In patients with hematologic malignancies, UEDVT is a well-known complication of using CVCs. Historically, the removal of the CVC is typically considered following diagnosis with a CVC-associated UEDVT. The optimal timing for removal, however, remains unknown.
Current guidelines recommend leaving functional CVCs in place but suggest that patients with cancer and CVC-associated DVT receive three to five days of anticoagulation treatment prior to CVC removal. This guidance is based on expert opinion rather than high-quality evidence. In addition, there is a lack of rigorous data to suggest the recommended strategies are safe, effective, or even necessary.
In this multicenter retrospective cohort study, Dr. Houghton and colleagues assessed the risk of PE with different CVC management strategies in patients with hematologic malignancies and CVC-associated UEDVT.
Patients were divided into two groups based on treatment and CVC removal strategies:
- anticoagulation treatment with early CVC removal (≤48 hours after the diagnosis of UEDVT; n=255)
- anticoagulation treatment with either delayed CVC removal (>48 hours) or no CVC removal (n=225)
A total of 116 patients in the study underwent CVC removal only.
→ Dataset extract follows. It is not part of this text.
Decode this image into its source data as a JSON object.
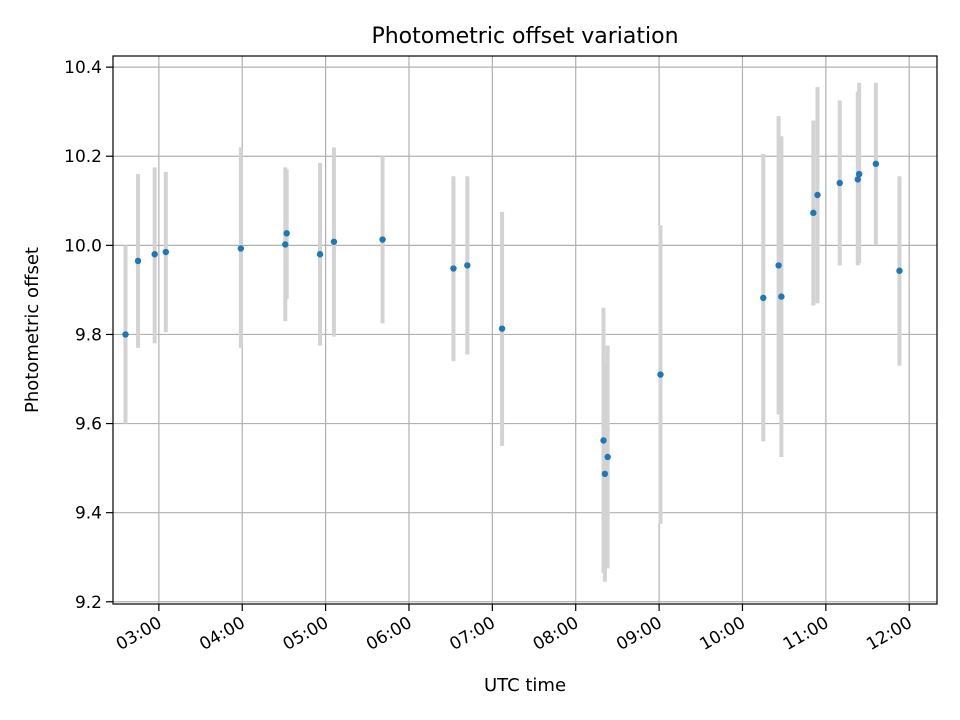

The majority of patients in the overall cohort received anticoagulation treatment (n=480). The mean ages were 54 years in the early removal group and 51 years in the delayed or no removal group.
Of patients who received anticoagulation treatment, two who had early CVC removal experienced a PE within seven days (0.8%), while only one who had a delayed CVC removal experienced a PE within this timeframe (0.4%; p>0.9). A total of three patients in the early CVC removal group (1.2%) and the delayed/no CVC removal group (1.3%) had a PE or any cause of death within seven days (p>0.9).
There were no PEs in the group of patients who were treated with CVC removal only and no anticoagulation; however, three deaths were reported in this group within seven days.
While the study identified a low risk of PE In patients not treated with anticoagulation, the findings do not endorse treatment with CVC removal only without anticoagulation. The authors pointed out that the small number of patients in the nonanticoagulated group and the short-term outcome of PE limit the clinical implications.
In this study, routine radiographic surveillance for PE was not performed. Some events may have occurred prior to anticoagulation or CVC removal. “This means that the small number of PEs may represent an overestimation of the number that occur with CVC removal,” the researchers wrote.
Another limitation of the study is its retrospective nature, which prevented the researchers from identifying why anticoagulation was not prescribed in some patients. Additionally, the investigators were unable to examine imaging from all patients to assess for asymptomatic PE.
Study authors report no relevant conflicts of interest.
Houghton DE, Billett HH, Gaddh M, et al. Risk of pulmonary emboli after removal of an upper extremity central catheter associated with a deep vein thrombosis. Blood Adv. 2021 Jul 27;5(14):2807-2812.